Braidings the post-modern way

Sjoerd Crans, CTRC Seminar 10 November 1998

Braidings (on monoidal categories) are usually defined as the concept that goes between monoidal and symmetric monoidal: it is not that A tensor B equals B tensor A, but there is a natural isomorphism between these, satisfying certain axioms. Braidings on monoidal 2-categories are usually motivated by replacing axioms for braidings on monoidal categories by isomorphisms, which then have to satisfy certain axioms themselves. (Some people call this ``categorification''.) This list of axioms is quite long, has been put together by trial and error, and does not give any clues for higher dimensions.

Braidings can also be defined by observing that a braided monoidal category is a tricategory with (one object and) one arrow, from which it is formally distinguished by looping and delooping operations Omega2 and Sigma2 respectively (to wit, one deloops a braided monoidal category to a one-arrow tricategory). Invoking the coherence theorem for tricategories, a braiding on C is essentially 0-composition in a Gray-category Sigma2 (C). Because this composition is ``governed by'' Gray's tensor product of 2-categories, and noticing that Sigma2 (C) (*,*) = Sigma (C), this gives braiding as a (2-)functor

R: Sigma (C) tensorG Sigma (C) -> Sigma (C) .

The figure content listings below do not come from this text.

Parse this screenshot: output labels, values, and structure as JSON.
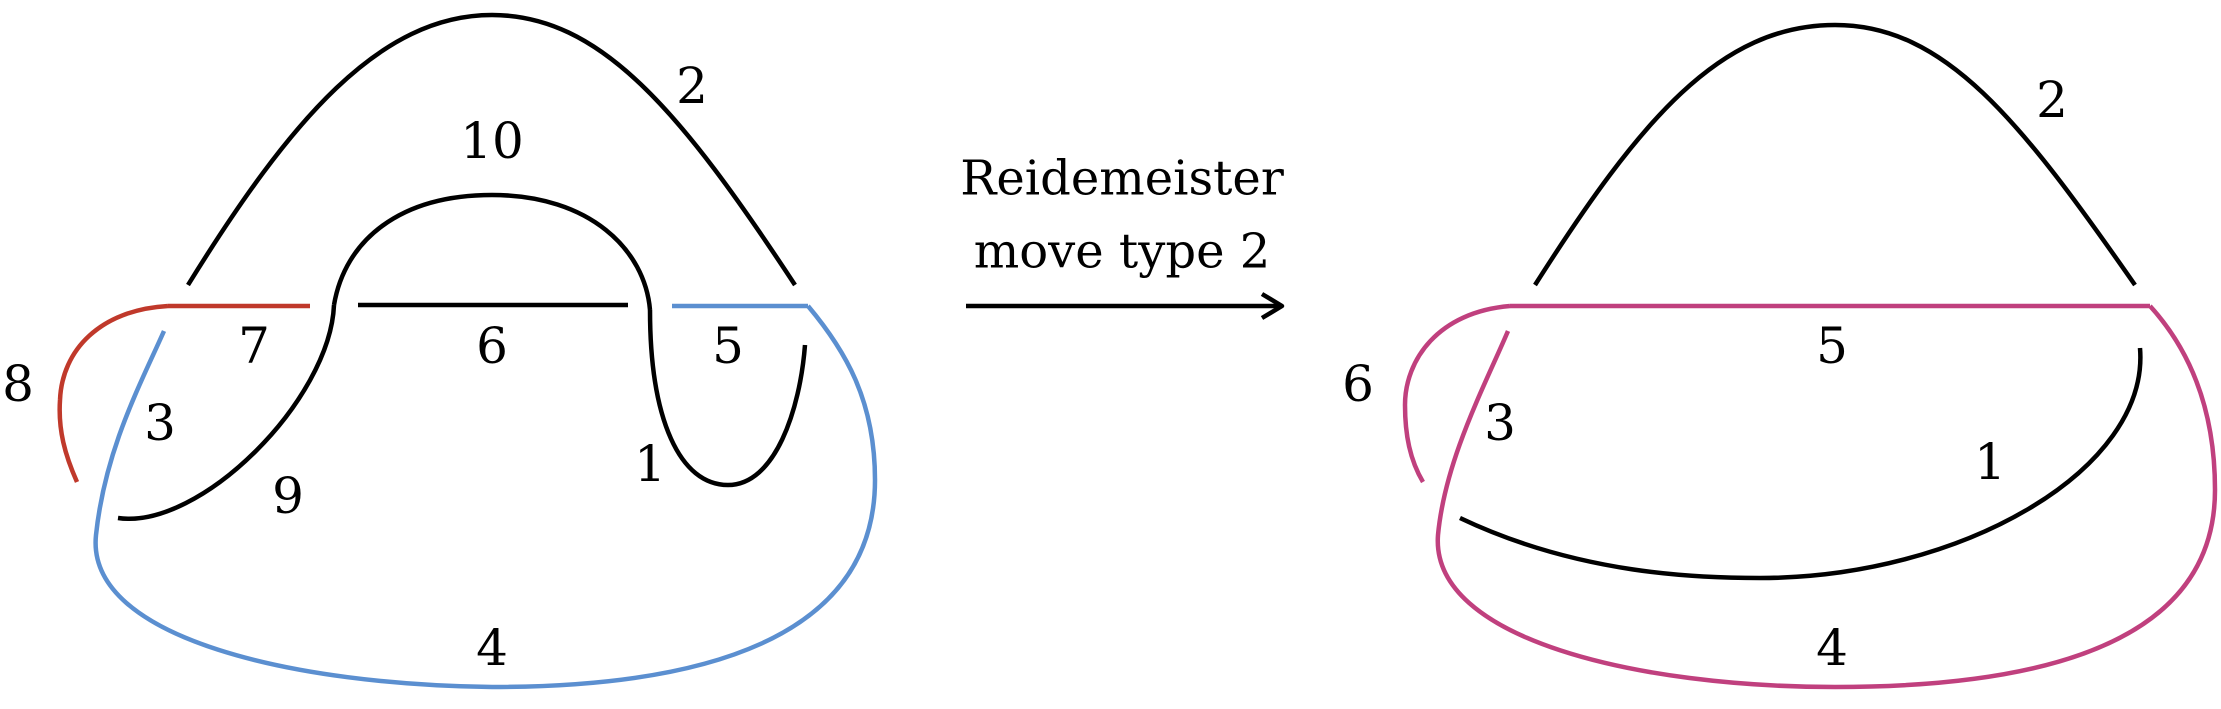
{
  "colors": {
    "black": "#000000",
    "red": "#c0392b",
    "blue": "#5b8fd0",
    "magenta": "#c0407e"
  },
  "left_diagram": {
    "arc_labels": [
      "1",
      "2",
      "3",
      "4",
      "5",
      "6",
      "7",
      "8",
      "9",
      "10"
    ]
  },
  "move": {
    "line1": "Reidemeister",
    "line2": "move type 2"
  },
  "right_diagram": {
    "arc_labels": [
      "1",
      "2",
      "3",
      "4",
      "5",
      "6"
    ]
  }
}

The axioms on a braiding are now the familiar axioms for composition: functoriality in each variable, and associativity ((pseudo-)naturality of R is already contained in it being a functor).

Now this definition is easily generalized to higher dimensions: calling the structures to which weak n-categories are equivalent n-dimensional teisi - these are hypothetical above dimension 5, and the equivalence is hypothetical above dimension 3 - one defines a braided nD tas as an (n+2)D tas with one arrow, and assuming that there is a tensor product of teisi ``governing'' composition, the braiding is - again - a functor Sigma (C) tensor Sigma (C) -> Sigma (C), which is (natural,) functorial, and associative.

See the paper ``On braidings, syllepses, and symmetries''.